She wasn’t here to be a hero. She was here to be invisible. The military psychologists at Fort Bragg had been very clear after her medical discharge following “Operation Cinder”—the classified mission in Syria that no one was allowed to talk about. “You need reintegration, Major Bennett. A low-stress environment. Learn how to be a civilian again.”
So, she cleaned up vomit and let an arrogant surgeon use her as a verbal punching bag. It was the mission. Blend in. Do not engage. Survive the day.
The double doors of the ambulance bay exploded open.
The sound ripped Harper out of the closet. The paramedics were sprinting, pushing a gurney that was already soaked in crimson.
“Talk to me!” Preston bellowed, puffing out his chest and stepping into the center of Trauma Bay 1. He lived for the adrenaline of incoming traumas, mostly because it gave him an audience.
“Jane Doe? No, John Doe, male, roughly fifty,” the lead paramedic shouted, sweat dripping down his face. “Multiple gunshot wounds to the chest and abdomen. BP is crashing, 70 over 40. Tachycardic. We lost his pulse twice on the rig.”
“Transfer on three!” David yelled, moving to the head of the bed. “One, two, three!”
Harper moved to the side of the bed to attach the suction catheter. Her eyes scanned the patient with clinical detachment—until she saw the tactical vest the paramedics had cut away. It wasn’t standard police issue. It was high-grade Kevlar.

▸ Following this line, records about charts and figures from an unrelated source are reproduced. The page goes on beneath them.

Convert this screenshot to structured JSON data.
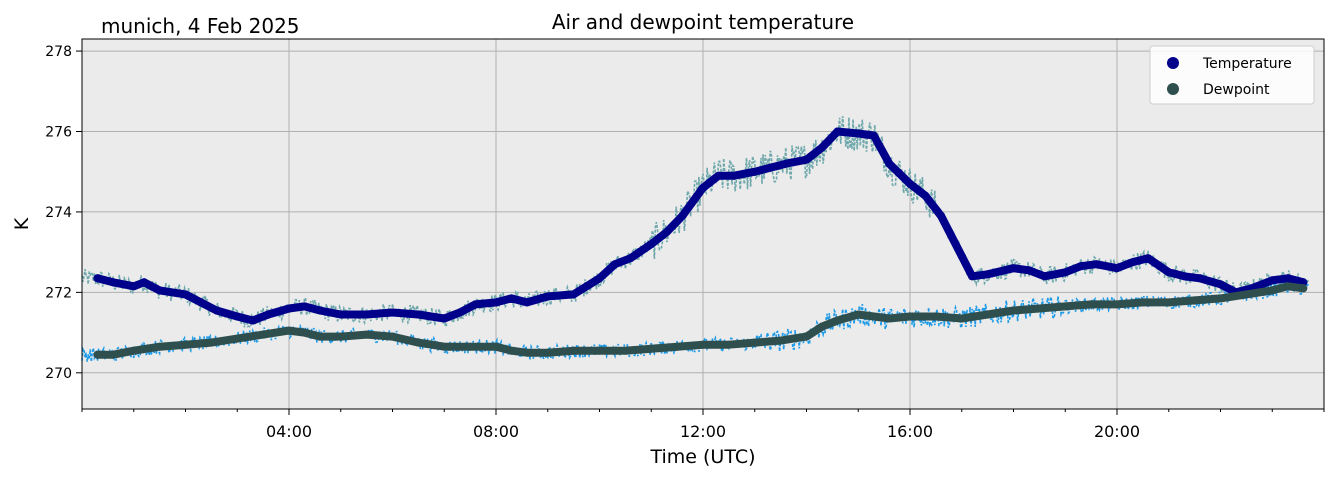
{
  "chart_data": {
    "type": "line",
    "title": "Air and dewpoint temperature",
    "subtitle": "munich, 4 Feb 2025",
    "xlabel": "Time (UTC)",
    "ylabel": "K",
    "x_unit": "hours UTC",
    "xlim": [
      0,
      24
    ],
    "ylim": [
      269.1,
      278.3
    ],
    "x_ticks": [
      {
        "value": 4,
        "label": "04:00"
      },
      {
        "value": 8,
        "label": "08:00"
      },
      {
        "value": 12,
        "label": "12:00"
      },
      {
        "value": 16,
        "label": "16:00"
      },
      {
        "value": 20,
        "label": "20:00"
      }
    ],
    "y_ticks": [
      {
        "value": 270,
        "label": "270"
      },
      {
        "value": 272,
        "label": "272"
      },
      {
        "value": 274,
        "label": "274"
      },
      {
        "value": 276,
        "label": "276"
      },
      {
        "value": 278,
        "label": "278"
      }
    ],
    "grid": true,
    "legend_position": "top-right",
    "series": [
      {
        "name": "Temperature",
        "color": "#00008b",
        "raw_color": "#6fa8ac",
        "x": [
          0.3,
          0.6,
          1.0,
          1.2,
          1.5,
          2.0,
          2.3,
          2.6,
          3.0,
          3.3,
          3.6,
          4.0,
          4.3,
          4.6,
          5.0,
          5.5,
          6.0,
          6.5,
          7.0,
          7.3,
          7.6,
          8.0,
          8.3,
          8.6,
          9.0,
          9.5,
          10.0,
          10.3,
          10.6,
          11.0,
          11.3,
          11.6,
          12.0,
          12.3,
          12.6,
          13.0,
          13.3,
          13.6,
          14.0,
          14.3,
          14.6,
          15.0,
          15.3,
          15.6,
          16.0,
          16.3,
          16.6,
          17.0,
          17.2,
          17.5,
          18.0,
          18.3,
          18.6,
          19.0,
          19.3,
          19.6,
          20.0,
          20.3,
          20.6,
          21.0,
          21.3,
          21.6,
          22.0,
          22.3,
          22.6,
          23.0,
          23.3,
          23.6
        ],
        "values": [
          272.35,
          272.25,
          272.15,
          272.25,
          272.05,
          271.95,
          271.75,
          271.55,
          271.4,
          271.3,
          271.45,
          271.6,
          271.65,
          271.55,
          271.45,
          271.45,
          271.5,
          271.45,
          271.35,
          271.5,
          271.7,
          271.75,
          271.85,
          271.75,
          271.9,
          271.95,
          272.35,
          272.7,
          272.85,
          273.2,
          273.5,
          273.9,
          274.6,
          274.9,
          274.9,
          275.0,
          275.1,
          275.2,
          275.3,
          275.6,
          276.0,
          275.95,
          275.9,
          275.2,
          274.7,
          274.4,
          273.9,
          272.9,
          272.4,
          272.45,
          272.6,
          272.55,
          272.4,
          272.5,
          272.65,
          272.7,
          272.6,
          272.75,
          272.85,
          272.5,
          272.4,
          272.35,
          272.2,
          272.0,
          272.1,
          272.3,
          272.35,
          272.25
        ]
      },
      {
        "name": "Dewpoint",
        "color": "#2f4f4f",
        "raw_color": "#1e9be8",
        "x": [
          0.3,
          0.6,
          1.0,
          1.5,
          2.0,
          2.5,
          3.0,
          3.5,
          4.0,
          4.3,
          4.6,
          5.0,
          5.5,
          6.0,
          6.5,
          7.0,
          7.5,
          8.0,
          8.3,
          8.6,
          9.0,
          9.5,
          10.0,
          10.5,
          11.0,
          11.5,
          12.0,
          12.5,
          13.0,
          13.5,
          14.0,
          14.3,
          14.6,
          15.0,
          15.3,
          15.6,
          16.0,
          16.5,
          17.0,
          17.5,
          18.0,
          18.5,
          19.0,
          19.5,
          20.0,
          20.5,
          21.0,
          21.5,
          22.0,
          22.5,
          23.0,
          23.3,
          23.6
        ],
        "values": [
          270.45,
          270.45,
          270.55,
          270.65,
          270.7,
          270.75,
          270.85,
          270.95,
          271.05,
          271.0,
          270.9,
          270.9,
          270.95,
          270.9,
          270.75,
          270.65,
          270.65,
          270.65,
          270.55,
          270.5,
          270.5,
          270.55,
          270.55,
          270.55,
          270.6,
          270.65,
          270.7,
          270.7,
          270.75,
          270.8,
          270.9,
          271.15,
          271.3,
          271.45,
          271.4,
          271.35,
          271.4,
          271.4,
          271.35,
          271.45,
          271.55,
          271.6,
          271.65,
          271.7,
          271.7,
          271.75,
          271.75,
          271.8,
          271.85,
          271.95,
          272.05,
          272.15,
          272.1
        ]
      }
    ]
  }
}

She looked at the man’s massive, blood-slicked shoulder. There, partially obscured by a fresh bullet wound, was a tattoo: a dagger with wings.
Harper’s breath hitched. The air left the room.
She looked at the man’s face. It was swollen, beaten, and covered in soot, but the bone structure, the broken nose, the graying beard—she knew him.
It was Master Sergeant Thomas Knox. Fort Knox. He had been her training officer. He was the man who taught her how to apply a tourniquet in pitch darkness. He was supposed to be retired. What the hell was he doing shot up in Seattle?
“He’s crashing!” David screamed, his voice cracking. The monitor began to wail.
“V-Fib!” Preston shouted, his eyes wild. He grabbed the defibrillator paddles. “Charge to 200! Clear!”
The master sergeant’s body convulsed on the table.